Celebrating the Fourth of July with 5 Must-Visit New Jersey Places
New Jersey is basically the home of the Fourth of July. That's right, you Philadelphians, I said it. Sure, everyone considers Philly the home of freedom because of the Liberty Bell and Independence Hall and Ben Franklin. But New Jersey is where it's at. If you don't mind me popping on my teacher hat for a minute, the Battle of Princeton and the Battle of Trenton transformed the fight against the British. The battlefields and historic buildings touched by George Washington and his troops are all over New Jersey. So this Independence Day why don't you visit some of the "revolutionary" places in New Jersey?
Washington Crossing State Park
This picturesque park is located on the banks of the Delaware River in Titusville, NJ and Washington's Crossing, PA. It's the spot where Washington urged his tired troops across the river Christmas evening to surprise the Hessian soldiers at Trenton. The Hessians were captured and it turned the war around for America. How's that for freedom? Visit both sides of the river to get the full picture. The PA side has a great little museum to help you brush up on your history and stop at the Washington's Crossing Inn for drinks Washington would approve of. This is also the spot we took wedding pictures so it's got a special spot in my heart.
The Old Barracks Museum, Trenton
Small museums are my first love and the Old Barracks Museum does not disappoint. Besides being the only remaining colonial barracks in America, their interpreters make you feel like you traveled back in time. The barracks housed both British and American troops throughout the war and it has been maintained beautifully. As a bonus, you can also visit the New Jersey State Museum which is free and great for kids and adults. They have some beautiful colonial pieces and a planetarium if you're looking for than just history. Then bonus BONUS, capture the perfect picture of the Trenton Makes bridge down on the canal path.
Princeton Battlefield Park
This is the park I grew up going to and just thought everyone's hometown had their own battlefield. What looks like a big open field today was the home of one of the bloodiest battles of the American Revolution. But don't let that stop you from bringing a picnic! The Mercer Oak used to sit in the middle of the field but it fell about a fifteen years ago. Preservationists saved seeds from the tree and now you can see its offspring (is that the correct name for a plant baby?) sitting in the same spot.
Nassau Hall at Princeton University
Located in my hometown and on the ivy-covered campus of Princeton University, Nassau Hall is one of the oldest buildings in New Jersey, built in 1756. Princeton was the capital of the United States for a brief period post-war and Nassau Hall was home to the government offices and the Continental Congress. Now it's the main administrative offices for the university. Okay, enough with the history stuff. Nassau Hall is one of the most photographic spots on campus, which is saying something because the whole place is filled with gorgeous Gothic and modern architecture. I could seriously fill my Instagram with photos of Nassau Hall and Princeton University so it's worth taking a stroll around the campus.

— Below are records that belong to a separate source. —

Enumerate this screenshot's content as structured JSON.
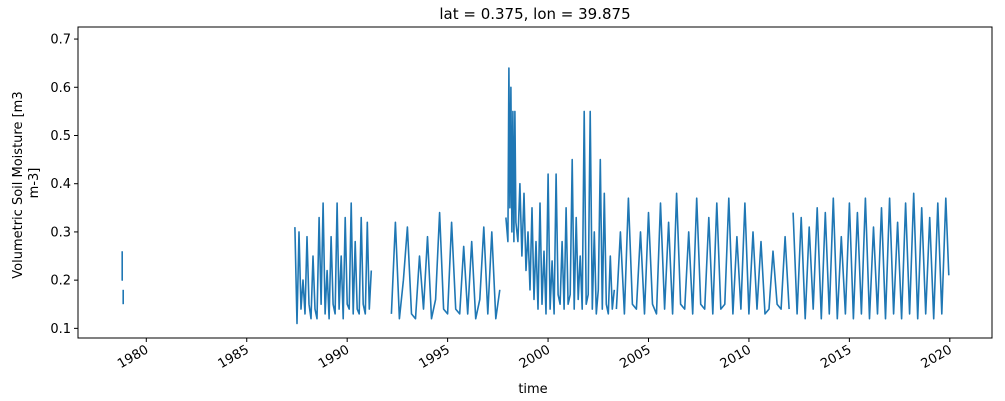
{
  "chart_data": {
    "type": "line",
    "title": "lat = 0.375, lon = 39.875",
    "xlabel": "time",
    "ylabel_lines": [
      "Volumetric Soil Moisture [m3",
      "m-3]"
    ],
    "xlim": [
      1976.6,
      2022.1
    ],
    "ylim": [
      0.08,
      0.725
    ],
    "x_ticks": [
      1980,
      1985,
      1990,
      1995,
      2000,
      2005,
      2010,
      2015,
      2020
    ],
    "x_tick_labels": [
      "1980",
      "1985",
      "1990",
      "1995",
      "2000",
      "2005",
      "2010",
      "2015",
      "2020"
    ],
    "y_ticks": [
      0.1,
      0.2,
      0.3,
      0.4,
      0.5,
      0.6,
      0.7
    ],
    "y_tick_labels": [
      "0.1",
      "0.2",
      "0.3",
      "0.4",
      "0.5",
      "0.6",
      "0.7"
    ],
    "grid": false,
    "series": [
      {
        "color": "#1f77b4",
        "segments": [
          {
            "x": [
              1978.8,
              1978.8,
              1978.8
            ],
            "y": [
              0.26,
              0.2,
              0.26
            ]
          },
          {
            "x": [
              1978.85,
              1978.85
            ],
            "y": [
              0.18,
              0.15
            ]
          },
          {
            "x": [
              1987.4,
              1987.5,
              1987.6,
              1987.7,
              1987.8,
              1987.9,
              1988.0,
              1988.1,
              1988.2,
              1988.3,
              1988.4,
              1988.5,
              1988.6,
              1988.7,
              1988.8,
              1988.9,
              1989.0,
              1989.1,
              1989.2,
              1989.3,
              1989.4,
              1989.5,
              1989.6,
              1989.7,
              1989.8,
              1989.9,
              1990.0,
              1990.1,
              1990.2,
              1990.3,
              1990.4,
              1990.5,
              1990.6,
              1990.7,
              1990.8,
              1990.9,
              1991.0,
              1991.1,
              1991.2
            ],
            "y": [
              0.31,
              0.11,
              0.3,
              0.14,
              0.2,
              0.13,
              0.29,
              0.15,
              0.12,
              0.25,
              0.14,
              0.12,
              0.33,
              0.15,
              0.36,
              0.13,
              0.22,
              0.12,
              0.29,
              0.15,
              0.13,
              0.36,
              0.14,
              0.25,
              0.12,
              0.33,
              0.15,
              0.14,
              0.36,
              0.13,
              0.28,
              0.14,
              0.13,
              0.33,
              0.15,
              0.13,
              0.32,
              0.14,
              0.22
            ]
          },
          {
            "x": [
              1992.2,
              1992.4,
              1992.6,
              1992.8,
              1993.0,
              1993.2,
              1993.4,
              1993.6,
              1993.8,
              1994.0,
              1994.2,
              1994.4,
              1994.6,
              1994.8,
              1995.0,
              1995.2,
              1995.4,
              1995.6,
              1995.8,
              1996.0,
              1996.2,
              1996.4,
              1996.6,
              1996.8,
              1997.0,
              1997.2,
              1997.4,
              1997.6
            ],
            "y": [
              0.13,
              0.32,
              0.12,
              0.2,
              0.31,
              0.13,
              0.12,
              0.25,
              0.14,
              0.29,
              0.12,
              0.16,
              0.34,
              0.14,
              0.13,
              0.32,
              0.14,
              0.13,
              0.27,
              0.13,
              0.28,
              0.12,
              0.16,
              0.31,
              0.13,
              0.3,
              0.12,
              0.18
            ]
          },
          {
            "x": [
              1997.9,
              1998.0,
              1998.05,
              1998.1,
              1998.15,
              1998.2,
              1998.25,
              1998.3,
              1998.35,
              1998.4,
              1998.5,
              1998.6,
              1998.7,
              1998.8,
              1998.9,
              1999.0,
              1999.1,
              1999.2,
              1999.3,
              1999.4,
              1999.5,
              1999.6,
              1999.7,
              1999.8,
              1999.9,
              2000.0,
              2000.1,
              2000.2,
              2000.3,
              2000.4,
              2000.5,
              2000.6,
              2000.7,
              2000.8,
              2000.9,
              2001.0,
              2001.1,
              2001.2,
              2001.3,
              2001.4,
              2001.5,
              2001.6,
              2001.7,
              2001.8,
              2001.9,
              2002.0,
              2002.1,
              2002.2,
              2002.3,
              2002.4,
              2002.5,
              2002.6,
              2002.7,
              2002.8,
              2002.9,
              2003.0,
              2003.1,
              2003.2,
              2003.3
            ],
            "y": [
              0.33,
              0.28,
              0.64,
              0.35,
              0.6,
              0.3,
              0.55,
              0.28,
              0.55,
              0.32,
              0.28,
              0.4,
              0.25,
              0.38,
              0.22,
              0.3,
              0.18,
              0.35,
              0.16,
              0.28,
              0.14,
              0.36,
              0.15,
              0.26,
              0.13,
              0.42,
              0.14,
              0.24,
              0.13,
              0.42,
              0.17,
              0.15,
              0.28,
              0.14,
              0.35,
              0.15,
              0.17,
              0.45,
              0.14,
              0.33,
              0.16,
              0.25,
              0.14,
              0.55,
              0.15,
              0.17,
              0.55,
              0.14,
              0.3,
              0.13,
              0.18,
              0.45,
              0.14,
              0.38,
              0.15,
              0.13,
              0.25,
              0.14,
              0.18
            ]
          },
          {
            "x": [
              2003.4,
              2003.6,
              2003.8,
              2004.0,
              2004.2,
              2004.4,
              2004.6,
              2004.8,
              2005.0,
              2005.2,
              2005.4,
              2005.6,
              2005.8,
              2006.0,
              2006.2,
              2006.4,
              2006.6,
              2006.8,
              2007.0,
              2007.2,
              2007.4,
              2007.6,
              2007.8,
              2008.0,
              2008.2,
              2008.4,
              2008.6,
              2008.8,
              2009.0,
              2009.2,
              2009.4,
              2009.6,
              2009.8,
              2010.0,
              2010.2,
              2010.4,
              2010.6,
              2010.8,
              2011.0,
              2011.2,
              2011.4,
              2011.6,
              2011.8,
              2012.0
            ],
            "y": [
              0.14,
              0.3,
              0.13,
              0.37,
              0.15,
              0.14,
              0.3,
              0.13,
              0.34,
              0.15,
              0.13,
              0.36,
              0.14,
              0.32,
              0.13,
              0.38,
              0.15,
              0.14,
              0.3,
              0.13,
              0.37,
              0.15,
              0.14,
              0.33,
              0.13,
              0.36,
              0.14,
              0.15,
              0.37,
              0.13,
              0.29,
              0.14,
              0.36,
              0.13,
              0.3,
              0.14,
              0.28,
              0.13,
              0.14,
              0.26,
              0.15,
              0.14,
              0.29,
              0.14
            ]
          },
          {
            "x": [
              2012.2,
              2012.4,
              2012.6,
              2012.8,
              2013.0,
              2013.2,
              2013.4,
              2013.6,
              2013.8,
              2014.0,
              2014.2,
              2014.4,
              2014.6,
              2014.8,
              2015.0,
              2015.2,
              2015.4,
              2015.6,
              2015.8,
              2016.0,
              2016.2,
              2016.4,
              2016.6,
              2016.8,
              2017.0,
              2017.2,
              2017.4,
              2017.6,
              2017.8,
              2018.0,
              2018.2,
              2018.4,
              2018.6,
              2018.8,
              2019.0,
              2019.2,
              2019.4,
              2019.6,
              2019.8,
              2019.95
            ],
            "y": [
              0.34,
              0.13,
              0.33,
              0.12,
              0.31,
              0.14,
              0.35,
              0.12,
              0.34,
              0.13,
              0.37,
              0.12,
              0.29,
              0.13,
              0.36,
              0.12,
              0.34,
              0.13,
              0.37,
              0.12,
              0.31,
              0.13,
              0.35,
              0.12,
              0.37,
              0.13,
              0.32,
              0.12,
              0.36,
              0.13,
              0.38,
              0.12,
              0.35,
              0.13,
              0.33,
              0.12,
              0.36,
              0.13,
              0.37,
              0.21
            ]
          }
        ]
      }
    ]
  }
}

Princeton is a big little town with great shopping and even better restaurants. It's worth taking a stroll and seeing some of the great architecture, both historic and modern. Looking to experience more colonial history? Just down the road from the Princeton campus is Morven Museum and Garden. This gorgeous mansion-turned-museum shares both the history of the colonial home to New Jersey state history. Plus it has the most gorgeous gardens to stroll through. Also, I did my very first college internship there so I can't say enough good things about it!
Morristown National Historical Park
It's bit risky but I'm including the Morristown National Historical Park even though I have yet to visit. But I feel like I had to put it on the list because it's part of the Hamilton love story. Yes, that Hamilton, of the super popular musical, also known as one of our founding fathers. It's also a place I highlighted when teaching New Jersey history. It was the winter home of Washington's troops. While the Americans suffered through a cold and miserable New Jersey winter here, you can now explore the large field and accompanying colonial structures.